Entrepreneurs often underestimate the value of social proof in the growth of their early-stage companies.

“If you have even one successful client, the best way to sell a product is to get that client to tell his or her friends about you,” says Aaron Christopher “A.C.” Evans, co-founder and CEO at Drips. “If another brand is saying, ‘Hey, you guys need to check this out,’ that gives you validation. It gives you street cred or social proof. Brands need to see other brands using you. If they don't, they're not going to use you. The end.”

Launched in 2016, Drips leverages artificial intelligence to help brands connect with consumers the way they prefer to be reached and when. Utilizing analytics of human behavior, the Drips platform automates lead and customer interactions via email, SMS text messages and automated calls.

The Akron-based company broke $10 million in revenue last year and hopes to double that figure in 2019.

“We want to stay profitable and eventually take some chips off the table,” Evans says. “But coupled with that — damn near equally — is we want to make sure that Drips establishes itself and remains as the leader in this category.”

We caught up with Evans to talk about lessons learned building a business from scratch, without the help of outside investors.

Trial and error

In the early days of Drips — not that long ago — Evans and co-founder and CTO Anthony Greco took all the money they made and poured it back into the business.

“We invested heavily in ourselves,” Evans says. “We could have pulled really significant income in those early years, but we didn't. We dumped it all into Drips. If you have a project or a product that you think is worth spending your time on, you need to also be willing to spend your money on it.”

Evans estimates he started 27 companies before he co-founded Drips.  

“There were times where me and Tony literally had five different companies running all at the same time,” Evans says. “Some had a couple of employees, some had no employees. Some had people in the Philippines running them, some were completely automated. Others, I would do all the work.”

It was through all those different entrepreneurial experiences that Evans picked up another valuable lesson on where to direct the valuable income he was collecting: the creation of a minimum viable product.

“A lot of people think they need to build the perfect product or the perfect system before somebody will buy it,” Evans says. “That's absolutely not true.
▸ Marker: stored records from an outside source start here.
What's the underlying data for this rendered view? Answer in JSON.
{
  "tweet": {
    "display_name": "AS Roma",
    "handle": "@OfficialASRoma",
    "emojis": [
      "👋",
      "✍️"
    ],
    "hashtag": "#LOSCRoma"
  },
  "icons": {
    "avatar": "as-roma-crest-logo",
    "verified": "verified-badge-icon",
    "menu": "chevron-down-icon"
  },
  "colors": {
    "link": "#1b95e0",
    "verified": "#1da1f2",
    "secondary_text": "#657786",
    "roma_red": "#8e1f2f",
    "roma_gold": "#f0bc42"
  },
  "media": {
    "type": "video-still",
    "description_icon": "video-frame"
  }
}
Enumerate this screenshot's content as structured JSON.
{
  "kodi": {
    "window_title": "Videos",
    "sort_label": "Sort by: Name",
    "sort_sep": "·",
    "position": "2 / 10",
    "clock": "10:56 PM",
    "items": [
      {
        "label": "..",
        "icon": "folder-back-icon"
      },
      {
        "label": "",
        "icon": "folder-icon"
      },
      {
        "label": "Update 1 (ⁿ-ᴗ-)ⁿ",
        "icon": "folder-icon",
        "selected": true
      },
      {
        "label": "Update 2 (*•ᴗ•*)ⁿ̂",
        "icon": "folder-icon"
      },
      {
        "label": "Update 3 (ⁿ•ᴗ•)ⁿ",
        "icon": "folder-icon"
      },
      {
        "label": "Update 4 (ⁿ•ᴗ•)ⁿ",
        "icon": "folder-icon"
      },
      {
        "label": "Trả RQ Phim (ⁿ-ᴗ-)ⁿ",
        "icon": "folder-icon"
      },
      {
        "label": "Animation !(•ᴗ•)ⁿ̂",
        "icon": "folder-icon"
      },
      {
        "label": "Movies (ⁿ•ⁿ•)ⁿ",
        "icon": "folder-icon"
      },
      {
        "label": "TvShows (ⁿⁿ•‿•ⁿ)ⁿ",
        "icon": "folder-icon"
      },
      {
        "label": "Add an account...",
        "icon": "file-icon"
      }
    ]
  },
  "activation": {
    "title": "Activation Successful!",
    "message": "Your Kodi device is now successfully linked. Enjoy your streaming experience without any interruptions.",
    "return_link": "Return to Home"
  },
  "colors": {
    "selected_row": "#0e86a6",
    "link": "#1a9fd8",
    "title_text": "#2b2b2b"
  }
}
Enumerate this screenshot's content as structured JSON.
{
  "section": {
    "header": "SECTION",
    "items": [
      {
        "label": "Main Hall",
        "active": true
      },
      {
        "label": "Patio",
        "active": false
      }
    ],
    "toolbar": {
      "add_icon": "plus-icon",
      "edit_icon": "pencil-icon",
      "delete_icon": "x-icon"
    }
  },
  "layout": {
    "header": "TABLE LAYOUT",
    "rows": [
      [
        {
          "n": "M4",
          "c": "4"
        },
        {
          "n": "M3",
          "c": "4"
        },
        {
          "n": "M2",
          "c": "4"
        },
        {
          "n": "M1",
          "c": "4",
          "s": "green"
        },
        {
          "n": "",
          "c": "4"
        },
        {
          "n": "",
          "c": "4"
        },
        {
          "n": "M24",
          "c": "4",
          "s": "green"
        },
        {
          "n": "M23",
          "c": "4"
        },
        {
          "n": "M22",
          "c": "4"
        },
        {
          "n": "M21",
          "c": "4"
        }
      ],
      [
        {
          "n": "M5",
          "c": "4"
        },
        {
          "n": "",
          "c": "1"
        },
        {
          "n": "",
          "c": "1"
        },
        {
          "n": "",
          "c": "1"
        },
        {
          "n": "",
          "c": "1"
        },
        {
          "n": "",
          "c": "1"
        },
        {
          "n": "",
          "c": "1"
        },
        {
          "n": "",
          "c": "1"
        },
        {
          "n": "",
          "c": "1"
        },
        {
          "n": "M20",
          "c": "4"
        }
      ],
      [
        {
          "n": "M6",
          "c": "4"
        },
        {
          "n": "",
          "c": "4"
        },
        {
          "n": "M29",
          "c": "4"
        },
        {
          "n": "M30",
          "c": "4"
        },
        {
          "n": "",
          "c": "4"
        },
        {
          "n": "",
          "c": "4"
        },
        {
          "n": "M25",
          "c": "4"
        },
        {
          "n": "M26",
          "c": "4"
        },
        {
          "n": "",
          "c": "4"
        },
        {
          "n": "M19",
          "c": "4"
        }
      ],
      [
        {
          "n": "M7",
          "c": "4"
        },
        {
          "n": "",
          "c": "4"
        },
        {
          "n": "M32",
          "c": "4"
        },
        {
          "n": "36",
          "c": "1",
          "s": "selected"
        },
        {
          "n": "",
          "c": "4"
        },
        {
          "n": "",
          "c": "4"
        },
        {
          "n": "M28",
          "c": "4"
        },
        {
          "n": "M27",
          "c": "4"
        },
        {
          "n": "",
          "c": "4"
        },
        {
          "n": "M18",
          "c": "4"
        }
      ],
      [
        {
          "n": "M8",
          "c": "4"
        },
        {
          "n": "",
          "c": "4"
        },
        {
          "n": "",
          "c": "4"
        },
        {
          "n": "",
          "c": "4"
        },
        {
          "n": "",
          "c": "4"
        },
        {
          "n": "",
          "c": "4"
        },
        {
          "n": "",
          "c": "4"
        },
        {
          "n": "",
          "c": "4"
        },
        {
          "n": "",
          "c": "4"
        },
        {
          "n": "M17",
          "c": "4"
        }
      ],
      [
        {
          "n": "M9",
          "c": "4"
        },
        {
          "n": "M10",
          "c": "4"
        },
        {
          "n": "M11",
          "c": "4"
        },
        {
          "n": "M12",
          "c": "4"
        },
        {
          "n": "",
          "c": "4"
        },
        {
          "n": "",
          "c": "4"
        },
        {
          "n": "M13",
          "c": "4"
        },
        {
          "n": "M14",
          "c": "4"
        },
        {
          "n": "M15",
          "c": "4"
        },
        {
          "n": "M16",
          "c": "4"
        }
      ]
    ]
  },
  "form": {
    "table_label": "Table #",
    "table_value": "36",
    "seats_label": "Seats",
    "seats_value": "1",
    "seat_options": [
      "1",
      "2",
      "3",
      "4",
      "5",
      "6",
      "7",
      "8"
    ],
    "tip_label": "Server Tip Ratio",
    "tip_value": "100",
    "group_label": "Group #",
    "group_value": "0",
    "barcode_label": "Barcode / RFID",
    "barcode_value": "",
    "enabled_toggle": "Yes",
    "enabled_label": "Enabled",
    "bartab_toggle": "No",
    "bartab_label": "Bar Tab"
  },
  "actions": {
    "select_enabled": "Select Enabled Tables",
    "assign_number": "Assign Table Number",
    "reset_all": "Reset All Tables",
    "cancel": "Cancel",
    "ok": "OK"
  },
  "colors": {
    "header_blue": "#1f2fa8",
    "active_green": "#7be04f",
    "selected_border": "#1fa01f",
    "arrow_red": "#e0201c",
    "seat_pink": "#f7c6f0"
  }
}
It’s all about finding a problem, creating a very simple solution and then iterating.”

By providing companies a way to access their customers’ personal time, brands are able to better scale their outbound marketing efforts, receive more qualified inbound calls and create goodwill with their prospects. The effort to create a base system to establish the concept was relatively simple and appealing to clients. The next step was a continuous effort to regularly update and improve the platform. This trial-and-error philosophy works even better when you can take advantage and learn from mistakes made by other people or companies.

“There's a saying that humans only learn from mistakes, but they don't necessarily have to be ours,” Evans says. “I found some of my best kind of leaps into the future being on the back of somebody else's story. Somebody else telling me like, ‘Oh, yeah, don't do that. This is what happened to me.’”

Opposites attract

Another lesson Evans learned early on was the value of having a business partner who shares a different set of skills than you do.

“I’m a great visionary, but I needed a strong integrator,” Evans says. “That's why I partnered with Tony. We've had a dozen-plus businesses together. I do the stuff that he doesn't want to do. He is a monster of a developer and solution architect. All the partnerships I've had that failed have been when I partnered up with somebody who did all the same stuff that I did. Now you're now battling over whose ideas are better or whatever. When you have somebody who truly complements you like a puzzle piece, like I believe Tony and I do for each other, there's no fight in it.”

Funding formulas

Evans is proud that he and Greco have been able to build Drips without investor support. But things do change as a business grows and evolves.

“There have been a number of companies over the years that have been interested in buying us,” Evans says. “None of it came to fruition for one reason or the other. But yeah, we're talking to large PE firms now and to investment bankers, just kind of talking through it all to see what we want to do.”

His biggest fear is putting in all the work to establish Drips as the leader in the conversational texting/marketing space, then watching another bigger company swoop in and “blitz the market.”

“I'm going to be attached to Drips for some time,” he says. “We still have a lot to build, a lot to grow. What's probably more likely is if we can keep growing this thing and double or triple again over the next couple years, it may require a different level of executive leadership than I'm capable of providing.”

For now, Evans will keep his head down and continue working.

“Do a good job, build a good product that serves a big need and make sure the story is told,” he says. “It’s still what matters and it's the still the thing that companies pay the least attention to.”